Could you update us on the work of the Collectif?
We’re going into our third year, with an entirely new board of directors. Neither I nor the other co-founders are on the board, so there are new dynamics and new faces running it, which makes me very happy. A part from the many things that we need and for which there’s still a lot to be done, it became clear over the past year that we needed a governing body that carries some weight during political negotiations so that changes will be made and the goals we have set out will be reached. This is a very useful tool, and one that I believe is still necessary today.

What do you feel about theImages of Diversity’ Funds from the Centre national du cinéma et de l’image animée (CNC)? In Italy we have nothing of the kind to support immigrant or second-generation filmmakers, and it seems to us that France is very active on this front.
France is very active because cinema is important, and France produces an enormous number of films.
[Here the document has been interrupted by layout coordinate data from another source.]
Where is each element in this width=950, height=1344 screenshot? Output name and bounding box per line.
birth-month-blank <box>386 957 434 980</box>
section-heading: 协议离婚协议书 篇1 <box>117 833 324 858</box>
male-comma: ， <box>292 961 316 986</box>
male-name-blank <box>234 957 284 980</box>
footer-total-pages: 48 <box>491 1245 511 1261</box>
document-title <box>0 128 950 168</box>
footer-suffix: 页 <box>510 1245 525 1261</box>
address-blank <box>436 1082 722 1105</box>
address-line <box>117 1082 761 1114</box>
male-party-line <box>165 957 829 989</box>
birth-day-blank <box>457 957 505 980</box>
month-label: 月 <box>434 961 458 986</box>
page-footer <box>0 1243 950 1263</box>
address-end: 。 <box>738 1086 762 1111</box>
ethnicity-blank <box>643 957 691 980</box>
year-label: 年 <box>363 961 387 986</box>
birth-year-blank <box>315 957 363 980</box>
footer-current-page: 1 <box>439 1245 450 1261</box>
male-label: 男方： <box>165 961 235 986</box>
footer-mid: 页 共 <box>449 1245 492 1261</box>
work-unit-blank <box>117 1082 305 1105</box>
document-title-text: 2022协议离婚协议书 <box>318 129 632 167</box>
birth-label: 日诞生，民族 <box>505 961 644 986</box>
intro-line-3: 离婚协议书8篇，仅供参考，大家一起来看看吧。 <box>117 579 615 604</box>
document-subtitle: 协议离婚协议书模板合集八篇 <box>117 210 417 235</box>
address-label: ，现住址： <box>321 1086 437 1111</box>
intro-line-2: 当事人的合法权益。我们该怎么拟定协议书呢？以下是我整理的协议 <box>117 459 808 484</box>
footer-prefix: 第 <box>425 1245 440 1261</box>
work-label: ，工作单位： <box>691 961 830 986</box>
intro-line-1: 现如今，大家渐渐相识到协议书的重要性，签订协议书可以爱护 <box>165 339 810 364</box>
And it’s fantastic to work towards giving part of the films the chance to experiment, propose new ideas, and launch new male and female filmmakers. One wonders, however, if all this is enough. All these funds have been around for a long time now, and there’s not all this progress to show for it, as to who gets a voice in France. Yet it is still true that there is, at least, policy devoted to this problem, and the politicians are committed to turning the situation around. We do need to get to the point of asking them to make even bigger changes. That said, the French system is absolutely unique in this respect and I defend it and greatly appreciate it. What it does needs to be multiplied, supported and promoted on the European level as well.

And what do you think about the heightened attention to films directed by women, after the march in which you took part, along with Agnès Varda, Cate Blanchett, and many others at Cannes? Its general director’s commitment has been taken as an example, and the Torino Film Festival, to name the most recent case, has decided to have an all-women jury. Are these just marketing strategies, or do you sense a real demand for change?
Certainly, all this creates new opportunities. And you can’t consider it a mere marketing operation, since a jury really chooses an award and the composition of such a jury may mean that different kinds of works are honored. Which is absolutely necessary, yet even in this case, it just may not be enough. And it shows you exactly where we are now. We reach parity because we make people sign documents that commit them to maintaining that goal. Which is fantastic, true, but it’s just the beginning. A point of departure. Nevertheless, I am optimistic: women have talent.

Could you say something now about the films you wrote but were directed by others?
Some of those films got made and others didn’t. Of the ones that actually came out, there’s My Life as a Courgette, which was a wonderful opportunity for me, mostly for the chance to write with children in mind. I fell in love with animated films but only as an adult, and the film was an exciting experience for me. And also a big hit. Then there’s my collaboration with André Techiné on Being 17, and in that case, a teenage dream of mine came true. Techiné is a director whose films I watched when I was younger; I loved him and studied him, so finding myself at a desk working elbow to elbow was tantamount to a rite of passage.

And what’s your take on the debate over the so-called ‘TERF’s (Trans-Exclusionary Radical Feminists) and artists like the writer J.K. Rowling who leverage their own fame and artistry to spread hate speech? Judith Butler also addressed the term ‘TERF’ the other day, did you hear that?
After Judith Butler, there’s nothing left to be said. I can only thank her for speaking up, in truth. While I feel there’s too much attention going to what J.K. Rowling says and does, and I find it all out of proportion. It gives weight and value to an idea that is not really shared, not so widespread, in my view. It’s appalling.